Isn't the NSRV the new standard?

So all future translations would use the kjv as a source? What did the kjv translate from?

we have thousands of manuscripts in koine greek from the first few centuries AD. the new testament is by far the most well-attested work from antiquity

>I'd prefer modern English translations
That just means you're a pleb

okay then I guess I am a pleb now. Great.

to Veeky Forums? Pretty new. I don't come here often.

excuse me if I don't want to read something written in the 1600s with their style. It's just very difficult to read.

It's supposed to be arcane and inscrutable, that's the whole point.

To add to this: probably none of them is "the original copy". Certainly not the gospels.

Not at all, unless you're the pleb.

>reading the pile of trash that is the KJV
fucking protestant dogs

>The Epic of Gilgamesh
Andrew George. Bear with the repetitions gaps and patchwork nature of some of the passages, it's worth it in the end.
>The Odyssey, the Illiad,
You may not be able to stomach Pope or Lattimore on your first go. Try Fagles or Lombardo for starters, and if that doesn't work, Butler or Rieu. Too many names? Doesn't matter, push on through. See above.
> Bible
Good translations in readable contemporary English are the NRSV, NASB and ESV. If the former rubs your sensibilities the wrong way with its "gender-inclusive language", go for the RSV.

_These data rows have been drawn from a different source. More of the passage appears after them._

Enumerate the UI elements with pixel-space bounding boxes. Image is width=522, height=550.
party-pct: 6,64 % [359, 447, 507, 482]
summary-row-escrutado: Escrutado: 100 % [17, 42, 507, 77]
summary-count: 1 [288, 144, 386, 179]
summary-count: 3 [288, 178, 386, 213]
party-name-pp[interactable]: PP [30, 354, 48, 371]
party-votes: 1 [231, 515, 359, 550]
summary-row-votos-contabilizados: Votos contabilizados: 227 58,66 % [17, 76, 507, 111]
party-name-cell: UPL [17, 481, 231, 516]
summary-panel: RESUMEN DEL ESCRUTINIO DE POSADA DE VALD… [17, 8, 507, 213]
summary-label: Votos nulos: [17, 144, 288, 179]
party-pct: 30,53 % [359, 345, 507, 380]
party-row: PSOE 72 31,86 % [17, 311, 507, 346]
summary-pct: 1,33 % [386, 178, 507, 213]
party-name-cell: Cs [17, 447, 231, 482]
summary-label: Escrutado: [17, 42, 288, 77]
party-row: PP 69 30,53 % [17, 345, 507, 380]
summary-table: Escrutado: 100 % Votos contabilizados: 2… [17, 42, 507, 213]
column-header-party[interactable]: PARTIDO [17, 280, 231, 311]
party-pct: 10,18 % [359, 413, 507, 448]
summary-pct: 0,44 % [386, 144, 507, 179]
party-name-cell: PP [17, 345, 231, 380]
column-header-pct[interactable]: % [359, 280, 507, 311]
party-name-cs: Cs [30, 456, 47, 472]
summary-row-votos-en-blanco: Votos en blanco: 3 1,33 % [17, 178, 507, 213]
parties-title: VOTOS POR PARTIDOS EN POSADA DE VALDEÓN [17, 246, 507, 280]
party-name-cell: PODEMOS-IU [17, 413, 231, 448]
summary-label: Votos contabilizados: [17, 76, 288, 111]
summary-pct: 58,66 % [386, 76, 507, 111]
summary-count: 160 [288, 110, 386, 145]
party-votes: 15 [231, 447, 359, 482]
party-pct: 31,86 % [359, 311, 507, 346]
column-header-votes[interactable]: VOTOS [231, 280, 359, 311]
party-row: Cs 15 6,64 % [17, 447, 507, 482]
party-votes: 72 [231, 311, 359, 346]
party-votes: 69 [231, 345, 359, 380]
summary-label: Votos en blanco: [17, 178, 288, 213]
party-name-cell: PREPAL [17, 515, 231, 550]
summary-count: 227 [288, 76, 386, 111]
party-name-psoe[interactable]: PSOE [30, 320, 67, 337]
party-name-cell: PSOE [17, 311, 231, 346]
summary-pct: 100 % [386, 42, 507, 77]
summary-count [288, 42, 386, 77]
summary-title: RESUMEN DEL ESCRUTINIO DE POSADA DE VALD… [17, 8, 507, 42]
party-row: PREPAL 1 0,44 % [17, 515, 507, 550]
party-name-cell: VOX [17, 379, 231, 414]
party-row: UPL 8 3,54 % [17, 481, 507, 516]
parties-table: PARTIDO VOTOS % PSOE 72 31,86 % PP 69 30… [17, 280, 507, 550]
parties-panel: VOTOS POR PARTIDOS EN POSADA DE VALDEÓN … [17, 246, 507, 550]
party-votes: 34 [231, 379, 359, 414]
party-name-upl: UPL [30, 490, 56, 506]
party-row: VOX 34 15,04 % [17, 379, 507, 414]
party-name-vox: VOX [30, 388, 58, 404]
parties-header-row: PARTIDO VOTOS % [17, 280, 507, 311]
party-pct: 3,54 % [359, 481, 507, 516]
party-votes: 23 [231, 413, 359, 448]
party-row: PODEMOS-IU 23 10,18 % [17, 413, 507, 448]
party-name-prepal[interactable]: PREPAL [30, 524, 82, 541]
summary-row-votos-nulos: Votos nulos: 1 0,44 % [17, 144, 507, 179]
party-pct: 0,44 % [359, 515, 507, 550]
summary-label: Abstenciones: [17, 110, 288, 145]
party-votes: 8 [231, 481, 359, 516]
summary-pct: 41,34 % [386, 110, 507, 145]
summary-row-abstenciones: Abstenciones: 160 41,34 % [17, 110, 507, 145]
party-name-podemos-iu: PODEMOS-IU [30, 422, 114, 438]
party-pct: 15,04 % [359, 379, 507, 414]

Oh, and about the Bible: don't try to read it all from page 1 to 2300 or so. Read the most important books first. There are various reading plans. Look up the matter in previous thread on warosu

You don't know this yet because you're an idiot, but English literature from the 1600s is almost always better, and foundational for the language as a whole. The perfect pleb litmus is KJV or Shakespeare. You are a pleb, but it's okay. Just know you are enjoying lesser writing, and lack the ability to discern great works

or you're just wowed by patina on your antiques

>he didn't start with the Greeks

Go back

I just ordered a copy of Plato's The Republic...

>starting with The Republic

dude..

start with last days of socrates & try get some quick background first

i started with the Republic & it was a waste besides noting a few profound statements. i had to go back and reread it later

How a book is written is almost (in some cases, more) important than what is written in it. Don't read any of those books yet, you clearly don't know why or how you ought to read them.

First read 'How to Read a Book' by Adler. Then you'll be able to discern for yourself what to read, why you are reading what you are reading, and how you're going to read what you are reading.

>Gilgamesh
I’ve read the Mitchell translation and by his own admission, he omits lots of the repetition. Does Mitchell’s more streamlined version fail to capture something essential that George’s translation captures?

Iliad and Odyssey are

Yes. They most certainly are. Just buy Fagles and Oxford Classics, you'll be fine.